Николь круто обернулась и увидела, что к ней направляется герцог Клейборо и что лицо у него прямо-таки почернело. Он был в одной рубашке с закатанными рукавами; на нем не было даже жилета. Его брюки, обычно тщательно отглаженные, были мяты. Его темные глаза горели. Под глазами — темные круги от недосыпания и тревоги. Волосы, всегда слишком длинные, казались еще длиннее и не причесаны. Не сводя с Николь сердитого взгляда, он обратился к дворецкому:

— Можете идти, Уильям.

Тот исчез.

Николь не ожидала увидеть его здесь, и его бешенство тоже застало ее врасплох. Инстинктивно она отступила на шаг, но он подошел к ней и схватил за руку.

— Что вы здесь ищете, черт побери?

— Я пришла повидать Элизабет. Я слышала, что…

— Вы пришли повидать Элизабет? Зачем? Чтобы увидеть, в каком она состоянии?

Она попыталась высвободиться, но он не отпускал.

— Отпустите меня! Прошу вас!

Он грубо встряхнул ее, привлек к себе так, что ее лицо оказалось рядом с его.

— Вы имеете наглость думать, что, если она умрет, я на вас женюсь?

На мгновение Николь лишилась дара речи.

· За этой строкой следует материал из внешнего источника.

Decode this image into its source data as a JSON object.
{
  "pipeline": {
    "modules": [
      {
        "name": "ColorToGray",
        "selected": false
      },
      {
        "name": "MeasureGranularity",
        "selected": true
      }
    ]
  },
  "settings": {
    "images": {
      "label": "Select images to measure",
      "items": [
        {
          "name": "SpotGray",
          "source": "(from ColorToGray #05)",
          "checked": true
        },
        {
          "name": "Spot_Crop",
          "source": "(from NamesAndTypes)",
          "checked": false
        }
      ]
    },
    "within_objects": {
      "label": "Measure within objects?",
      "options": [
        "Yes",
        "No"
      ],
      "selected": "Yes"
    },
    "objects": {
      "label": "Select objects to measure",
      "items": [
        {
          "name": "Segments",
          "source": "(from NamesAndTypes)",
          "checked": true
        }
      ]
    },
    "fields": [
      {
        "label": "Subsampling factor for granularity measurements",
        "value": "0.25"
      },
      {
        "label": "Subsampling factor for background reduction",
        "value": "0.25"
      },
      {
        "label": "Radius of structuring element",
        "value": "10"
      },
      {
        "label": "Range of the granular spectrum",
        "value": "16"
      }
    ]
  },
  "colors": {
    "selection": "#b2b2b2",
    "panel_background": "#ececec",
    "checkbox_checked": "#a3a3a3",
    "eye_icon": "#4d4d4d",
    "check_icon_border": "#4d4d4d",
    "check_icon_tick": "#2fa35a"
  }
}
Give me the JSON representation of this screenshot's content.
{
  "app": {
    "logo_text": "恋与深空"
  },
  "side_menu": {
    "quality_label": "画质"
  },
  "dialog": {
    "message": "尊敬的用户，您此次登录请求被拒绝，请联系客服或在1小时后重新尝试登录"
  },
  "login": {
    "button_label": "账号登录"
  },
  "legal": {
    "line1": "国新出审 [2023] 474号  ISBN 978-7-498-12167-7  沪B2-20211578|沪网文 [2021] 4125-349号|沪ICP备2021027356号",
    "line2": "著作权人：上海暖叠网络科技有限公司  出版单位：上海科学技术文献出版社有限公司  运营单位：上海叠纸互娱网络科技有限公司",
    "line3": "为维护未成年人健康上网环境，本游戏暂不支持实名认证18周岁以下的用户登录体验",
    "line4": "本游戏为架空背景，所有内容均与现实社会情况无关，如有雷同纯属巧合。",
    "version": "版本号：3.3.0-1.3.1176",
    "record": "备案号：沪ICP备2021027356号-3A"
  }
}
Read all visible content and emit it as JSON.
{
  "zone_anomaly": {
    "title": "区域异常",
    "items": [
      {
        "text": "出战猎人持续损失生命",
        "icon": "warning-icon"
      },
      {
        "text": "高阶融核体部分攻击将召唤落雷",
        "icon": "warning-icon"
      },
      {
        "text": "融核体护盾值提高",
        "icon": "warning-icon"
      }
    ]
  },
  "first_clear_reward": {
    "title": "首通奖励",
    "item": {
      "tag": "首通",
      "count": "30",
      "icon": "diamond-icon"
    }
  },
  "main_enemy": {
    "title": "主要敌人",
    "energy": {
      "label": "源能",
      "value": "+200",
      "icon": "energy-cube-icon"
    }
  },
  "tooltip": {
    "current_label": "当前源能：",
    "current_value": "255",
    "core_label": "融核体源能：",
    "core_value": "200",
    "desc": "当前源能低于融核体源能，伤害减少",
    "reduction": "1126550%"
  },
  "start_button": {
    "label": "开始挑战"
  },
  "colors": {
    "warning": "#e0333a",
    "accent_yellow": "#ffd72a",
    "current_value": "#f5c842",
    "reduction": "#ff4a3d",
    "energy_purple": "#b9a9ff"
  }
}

Потом вырвала руку.

— Как вам пришло такое в голову?! — воскликнула она.

— Зачем тогда вы пришли? — В его голосе звучало страдание. — Вас здесь никто не ждет!

Николь вздернула подбородок, но в глазах ее блестели слезы.

— Вы достойны лишь презрения! Я пришла навестить Элизабет, выразить ей сочувствие.

— Сочувствие? — Он рассмеялся. — Вы просто притворяетесь.

— Она всегда была ко мне добра, — промолвила Николь, — в то время как все в Лондоне, включая и присутствующих здесь, только грубили мне и оскорбляли!

— Трудно поверить, что вы пришли сюда из добрых побуждений.

— Думайте что хотите, — сказала Николь. — Если Элизабет не принимает, не будете ли вы добры передать ей мой подарок и мое сочувствие, а также наилучшие пожелания?

Она протянула ему коробку, но он не взял ее. И Николь быстро поставила коробку на стул. Потом резко, прежде чем он успел заметить, как ей больно, повернулась к нему спиной и пошла к двери.